Le voci s’avvicinavano.

— Potrebbero sentirvi, mormorò Zaverio, vi prego, calmatevi.

— Non sapete che pregare, sclamò la baronessa, pestando col piede rabbiosamente, e s’intende, voi siete un ufficiale, voi portate con orgoglio le vostre spalline come segno verace di onoratezza; son certa che voi parlate alto dell’onor militare! sappiamo quel che vale questo famoso onore a cui una donna obbrobriosamente oltraggiata chiede invano soddisfazione....

Poi ancora uno scoppio di collera.

— Voi siete un vile, non sapete con chi avete a fare, le vostre femminucce non vi hanno imparato a conoscere una Tizzano, una figlia di principi, vi burlate di me; ma guai, guai a voi!

Il parossismo la oppresse: balenò e sarebbe caduta.

Zaverio si slanciò per sorreggerla.

Ma ella lo respinse e non potendo parlare gli intimava colla mano di allontanarsi....

— Permettete che io chiami la vostra cameriera.

— No, nessuno deve trovarmi qui: ciò vi potrebbe forse accomodare a voi, non a me...

Fe’ uno sforzo violento: si rizzò: entrò nel bagno e chiuse la porticina.

Quando il barone risalì con l’Assante, trovò Zaverio nella serra, seduto sugli scalini del suo appartamento, pallido, stravolto.
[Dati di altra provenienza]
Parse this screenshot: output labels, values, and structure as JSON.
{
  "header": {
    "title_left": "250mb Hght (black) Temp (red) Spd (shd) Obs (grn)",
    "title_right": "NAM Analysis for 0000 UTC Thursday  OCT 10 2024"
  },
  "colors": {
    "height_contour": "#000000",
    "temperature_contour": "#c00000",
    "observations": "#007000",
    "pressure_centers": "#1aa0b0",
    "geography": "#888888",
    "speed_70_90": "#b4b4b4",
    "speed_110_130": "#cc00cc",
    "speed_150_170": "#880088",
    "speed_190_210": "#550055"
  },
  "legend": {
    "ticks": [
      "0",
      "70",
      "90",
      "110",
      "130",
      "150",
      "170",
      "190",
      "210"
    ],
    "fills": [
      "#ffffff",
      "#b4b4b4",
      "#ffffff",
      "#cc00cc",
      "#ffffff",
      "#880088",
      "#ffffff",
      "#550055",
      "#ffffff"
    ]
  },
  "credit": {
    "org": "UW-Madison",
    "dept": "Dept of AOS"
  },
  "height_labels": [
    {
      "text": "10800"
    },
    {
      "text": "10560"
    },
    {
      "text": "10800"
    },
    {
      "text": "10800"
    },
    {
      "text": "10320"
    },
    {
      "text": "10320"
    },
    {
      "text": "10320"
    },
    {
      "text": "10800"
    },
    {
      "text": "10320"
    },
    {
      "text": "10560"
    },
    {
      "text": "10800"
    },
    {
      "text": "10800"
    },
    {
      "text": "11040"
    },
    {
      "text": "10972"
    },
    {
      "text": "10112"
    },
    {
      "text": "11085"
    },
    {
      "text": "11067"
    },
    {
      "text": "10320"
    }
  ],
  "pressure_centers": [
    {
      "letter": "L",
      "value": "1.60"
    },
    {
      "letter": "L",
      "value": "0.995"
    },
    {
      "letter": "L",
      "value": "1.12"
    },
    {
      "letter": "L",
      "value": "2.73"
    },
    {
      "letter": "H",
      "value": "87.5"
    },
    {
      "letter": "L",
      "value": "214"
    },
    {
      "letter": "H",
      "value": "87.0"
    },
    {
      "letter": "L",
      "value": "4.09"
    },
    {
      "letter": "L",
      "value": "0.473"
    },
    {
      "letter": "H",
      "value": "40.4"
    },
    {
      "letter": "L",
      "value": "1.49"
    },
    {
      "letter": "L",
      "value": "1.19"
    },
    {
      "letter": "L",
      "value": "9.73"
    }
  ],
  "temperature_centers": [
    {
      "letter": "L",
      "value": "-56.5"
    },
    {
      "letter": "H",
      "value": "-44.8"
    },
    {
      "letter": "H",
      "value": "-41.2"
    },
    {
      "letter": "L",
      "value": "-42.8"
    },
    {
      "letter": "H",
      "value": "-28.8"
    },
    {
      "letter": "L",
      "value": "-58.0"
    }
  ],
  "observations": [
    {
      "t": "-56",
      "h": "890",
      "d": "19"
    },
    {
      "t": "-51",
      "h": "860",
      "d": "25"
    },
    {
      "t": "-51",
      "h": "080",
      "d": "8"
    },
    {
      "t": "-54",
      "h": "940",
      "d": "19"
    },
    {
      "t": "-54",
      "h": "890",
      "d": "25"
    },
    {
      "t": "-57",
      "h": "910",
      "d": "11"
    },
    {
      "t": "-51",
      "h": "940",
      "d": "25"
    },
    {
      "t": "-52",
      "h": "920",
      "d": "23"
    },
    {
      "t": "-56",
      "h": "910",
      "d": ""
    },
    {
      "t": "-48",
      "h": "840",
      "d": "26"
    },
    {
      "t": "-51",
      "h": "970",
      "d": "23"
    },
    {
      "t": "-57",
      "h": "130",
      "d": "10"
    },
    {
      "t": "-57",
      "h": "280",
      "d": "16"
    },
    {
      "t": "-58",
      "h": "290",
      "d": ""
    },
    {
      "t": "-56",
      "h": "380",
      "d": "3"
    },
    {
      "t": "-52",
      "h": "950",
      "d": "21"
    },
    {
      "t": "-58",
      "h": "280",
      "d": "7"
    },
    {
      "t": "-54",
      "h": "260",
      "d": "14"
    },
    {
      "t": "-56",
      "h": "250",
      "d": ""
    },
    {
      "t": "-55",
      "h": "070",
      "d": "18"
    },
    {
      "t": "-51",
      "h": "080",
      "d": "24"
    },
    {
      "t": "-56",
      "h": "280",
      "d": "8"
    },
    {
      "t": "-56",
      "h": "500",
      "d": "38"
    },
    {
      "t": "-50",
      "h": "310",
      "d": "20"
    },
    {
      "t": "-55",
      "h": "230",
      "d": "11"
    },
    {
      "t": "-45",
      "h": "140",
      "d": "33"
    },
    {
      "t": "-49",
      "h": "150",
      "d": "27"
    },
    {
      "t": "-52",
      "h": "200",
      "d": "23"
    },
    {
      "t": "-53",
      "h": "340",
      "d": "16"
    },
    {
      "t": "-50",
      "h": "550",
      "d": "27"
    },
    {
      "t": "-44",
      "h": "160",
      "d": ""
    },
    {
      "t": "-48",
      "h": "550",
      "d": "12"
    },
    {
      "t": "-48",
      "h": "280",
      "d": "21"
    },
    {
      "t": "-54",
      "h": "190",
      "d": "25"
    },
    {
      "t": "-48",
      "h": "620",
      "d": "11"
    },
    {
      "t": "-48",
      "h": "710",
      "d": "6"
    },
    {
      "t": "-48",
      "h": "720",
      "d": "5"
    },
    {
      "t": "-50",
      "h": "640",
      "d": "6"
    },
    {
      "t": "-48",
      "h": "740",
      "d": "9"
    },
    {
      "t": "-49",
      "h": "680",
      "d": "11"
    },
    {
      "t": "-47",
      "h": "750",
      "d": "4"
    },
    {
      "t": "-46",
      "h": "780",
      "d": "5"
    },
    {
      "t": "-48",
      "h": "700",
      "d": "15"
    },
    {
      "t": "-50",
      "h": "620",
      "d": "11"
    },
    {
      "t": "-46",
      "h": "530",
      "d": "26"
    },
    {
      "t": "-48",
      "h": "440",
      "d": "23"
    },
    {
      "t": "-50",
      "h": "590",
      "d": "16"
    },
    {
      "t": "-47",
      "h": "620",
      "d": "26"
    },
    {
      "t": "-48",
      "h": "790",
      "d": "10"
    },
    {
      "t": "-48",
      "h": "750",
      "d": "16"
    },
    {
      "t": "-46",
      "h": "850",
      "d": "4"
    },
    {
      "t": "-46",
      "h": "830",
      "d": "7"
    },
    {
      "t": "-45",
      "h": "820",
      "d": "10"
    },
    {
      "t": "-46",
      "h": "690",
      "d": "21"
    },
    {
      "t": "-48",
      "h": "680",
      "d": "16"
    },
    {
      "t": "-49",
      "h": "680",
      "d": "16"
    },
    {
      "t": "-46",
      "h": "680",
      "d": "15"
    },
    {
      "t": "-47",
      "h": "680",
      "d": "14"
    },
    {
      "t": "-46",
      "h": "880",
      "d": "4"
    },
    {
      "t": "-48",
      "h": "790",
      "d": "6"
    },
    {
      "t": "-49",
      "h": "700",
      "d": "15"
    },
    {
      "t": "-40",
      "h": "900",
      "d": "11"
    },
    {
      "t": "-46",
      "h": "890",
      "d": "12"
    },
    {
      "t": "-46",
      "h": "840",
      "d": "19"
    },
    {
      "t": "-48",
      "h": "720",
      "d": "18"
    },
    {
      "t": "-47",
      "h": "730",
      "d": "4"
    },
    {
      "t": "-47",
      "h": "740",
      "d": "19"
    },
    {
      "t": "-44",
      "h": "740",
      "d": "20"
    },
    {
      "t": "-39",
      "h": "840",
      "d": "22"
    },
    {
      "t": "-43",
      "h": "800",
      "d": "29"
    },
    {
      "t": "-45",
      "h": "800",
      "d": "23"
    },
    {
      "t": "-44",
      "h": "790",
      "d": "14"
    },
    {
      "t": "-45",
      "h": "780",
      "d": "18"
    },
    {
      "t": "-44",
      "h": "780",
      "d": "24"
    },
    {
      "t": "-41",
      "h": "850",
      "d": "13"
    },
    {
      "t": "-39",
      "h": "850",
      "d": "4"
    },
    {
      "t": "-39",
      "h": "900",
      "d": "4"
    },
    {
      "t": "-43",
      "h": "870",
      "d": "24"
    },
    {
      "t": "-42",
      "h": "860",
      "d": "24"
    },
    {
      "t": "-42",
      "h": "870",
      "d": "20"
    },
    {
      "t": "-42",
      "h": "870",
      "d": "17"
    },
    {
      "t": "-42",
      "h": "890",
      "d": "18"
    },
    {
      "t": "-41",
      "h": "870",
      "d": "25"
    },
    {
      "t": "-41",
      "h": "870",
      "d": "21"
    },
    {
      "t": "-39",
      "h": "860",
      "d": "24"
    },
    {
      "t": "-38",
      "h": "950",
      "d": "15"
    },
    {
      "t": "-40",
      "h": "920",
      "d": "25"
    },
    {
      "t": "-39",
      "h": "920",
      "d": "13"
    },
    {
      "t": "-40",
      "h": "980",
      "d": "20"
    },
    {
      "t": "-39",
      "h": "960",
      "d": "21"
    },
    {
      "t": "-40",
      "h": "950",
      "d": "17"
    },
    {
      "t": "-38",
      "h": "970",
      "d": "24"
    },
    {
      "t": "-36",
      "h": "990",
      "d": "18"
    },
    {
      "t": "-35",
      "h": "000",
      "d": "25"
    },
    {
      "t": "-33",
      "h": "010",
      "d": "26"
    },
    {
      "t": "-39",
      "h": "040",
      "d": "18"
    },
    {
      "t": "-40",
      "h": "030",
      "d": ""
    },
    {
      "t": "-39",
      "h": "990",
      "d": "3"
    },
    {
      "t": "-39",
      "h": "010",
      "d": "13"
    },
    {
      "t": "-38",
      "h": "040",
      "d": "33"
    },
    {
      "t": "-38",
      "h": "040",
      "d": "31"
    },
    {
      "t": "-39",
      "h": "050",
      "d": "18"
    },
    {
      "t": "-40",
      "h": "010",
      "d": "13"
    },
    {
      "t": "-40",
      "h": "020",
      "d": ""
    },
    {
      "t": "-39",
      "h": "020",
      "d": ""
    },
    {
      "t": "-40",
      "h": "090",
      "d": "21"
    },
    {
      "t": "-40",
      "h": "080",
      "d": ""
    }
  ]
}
Riscosso dallo stupore disse che gli era venuto un capogiro, ma soggiunse che era nulla e, ringraziato il barone che voleva trattenerlo, uscì.

Ci pose più d’un’ora a tornare a casa. Egli abitava una piccola casetta ai piedi di Castel Sant’Elmo, dove la sua compagnia stava aquartierata.

Da molto tempo non rientrava così tardi. Trovò sua madre che l’aspettava e appena lo vide sclamò a mani giunte:

— Zaverio, figliolo mio, che la Vergine ti benedica, tu ci se’ tornato!

— Dove?

— Là dove se’ stato tre mesi addietro, quella brutta notte: allora quella cera avevi.

Egli l’abbracciò con maggior tenerezza del solito e senza dir nulla si ritrasse nella sua camera.